EU Market: EUAs consolidate above €7 as states keep early MSR start on table

Published 17:09 on April 22, 2015  /  Last updated at 12:57 on April 25, 2016  / /  EMEA, EU ETS

EU carbon prices held above €7 for a third day on Wednesday as optimism over an MSR deal outweighed bearish signals from the power market.

EU carbon prices held above €7 for a third day on Wednesday as optimism over an MSR deal outweighed bearish signals from the power market.

The Dec-15 EUA futures ended up 1 cent at €7.13 on relatively thin turnover of 9 million EUAs and at the upper end of the day’s narrow €7.05-7.16 trading range.

Carbon climbed above €7 on Monday as details emerged of Latvia’s fresh attempt to broker an MSR compromise by strengthening the text.

Governments remain divided on the proposal following talks on Tuesday but the prospect of strengthening the MSR further by agreeing it to start earlier than 2021 remains a possibility, two sources close the process said on Wednesday.

Earlier in the session, the EU auctioned 1.49 million EUAAs at €6.75, some 37 cents below where the Dec-15 EUAs were trading at the time.

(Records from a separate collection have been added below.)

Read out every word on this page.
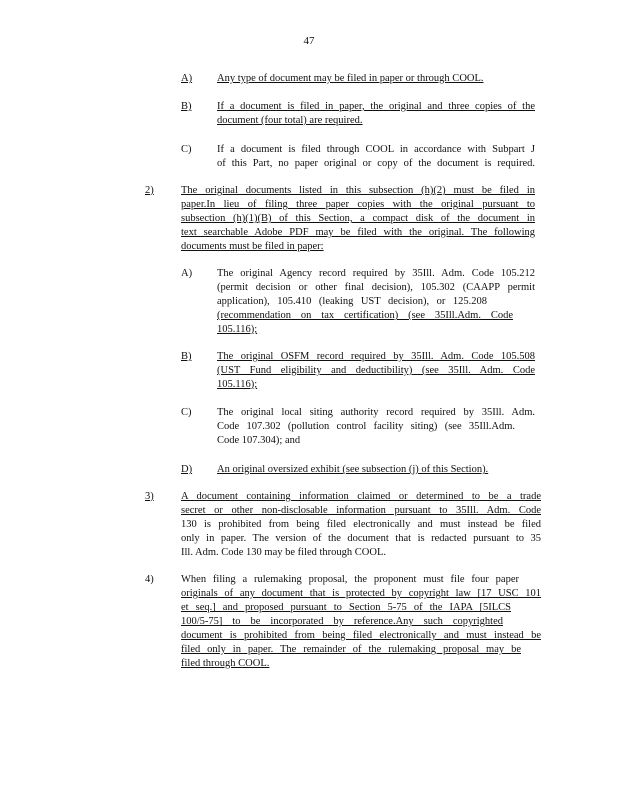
47
A) Any type of document may be filed in paper or through COOL.
B) If a document is filed in paper, the original and three copies of the
document (four total) are required.
C) If a document is filed through COOL in accordance with Subpart J
of this Part, no paper original or copy of the document is required.
2)	The original documents listed in this subsection (h)(2) must be filed in
paper.In lieu of filing three paper copies with the original pursuant to
subsection (h)(1)(B) of this Section, a compact disk of the document in
text searchable Adobe PDF may be filed with the original. The following
documents must be filed in paper:
A) The original Agency record required by 35Ill. Adm. Code 105.212
(permit decision or other final decision), 105.302 (CAAPP permit
application), 105.410 (leaking UST decision), or 125.208
(recommendation on tax certification) (see 35Ill.Adm. Code
105.116);
B) The original OSFM record required by 35Ill. Adm. Code 105.508
(UST Fund eligibility and deductibility) (see 35Ill. Adm. Code
105.116);
C) The original local siting authority record required by 35Ill. Adm.
Code 107.302 (pollution control facility siting) (see 35Ill.Adm.
Code 107.304); and
D) An original oversized exhibit (see subsection (j) of this Section).
3)	A document containing information claimed or determined to be a trade
secret or other non-disclosable information pursuant to 35Ill. Adm. Code
130 is prohibited from being filed electronically and must instead be filed
only in paper. The version of the document that is redacted pursuant to 35
Ill. Adm. Code 130 may be filed through COOL.
4)	When filing a rulemaking proposal, the proponent must file four paper
originals of any document that is protected by copyright law [17 USC 101
et seq.] and proposed pursuant to Section 5-75 of the IAPA [5ILCS
100/5-75] to be incorporated by reference.Any such copyrighted
document is prohibited from being filed electronically and must instead be
filed only in paper. The remainder of the rulemaking proposal may be
filed through COOL.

The discount for the more thinly-traded aviation allowances has increased over the past month, with two prior sales clearing at 30 cents and 17 cents below the front-year EUAs.

“The demand some expected from airlines and other compliance players ahead of the surrender deadline hasn’t really materialised, but I take heart from the fact EUAs have stayed above €7,” said one trader, referring to the end-April cut-off for installations to hand in allowances for their 2014 emissions and airlines to surrender units to cover 2013 and 2014 output.

German clean dark spreads came under pressure as calendar 2017 and 2018 German baseload power prices, trading on EEX, slipped by €0.16 and €0.19 respectively, halting five straight days of rising spreads that benefited power generators and provided a bullish signal for EUAs.

“Dark spreads had been improving but there’d been no reaction from utilities whatsoever,” the trader added.

Analysts have suggested that ongoing uncertainties over a German government proposal to levy fines on some of the country’s oldest power producers from 2017 could make utilities more cautious about selling large amounts of electricity forward.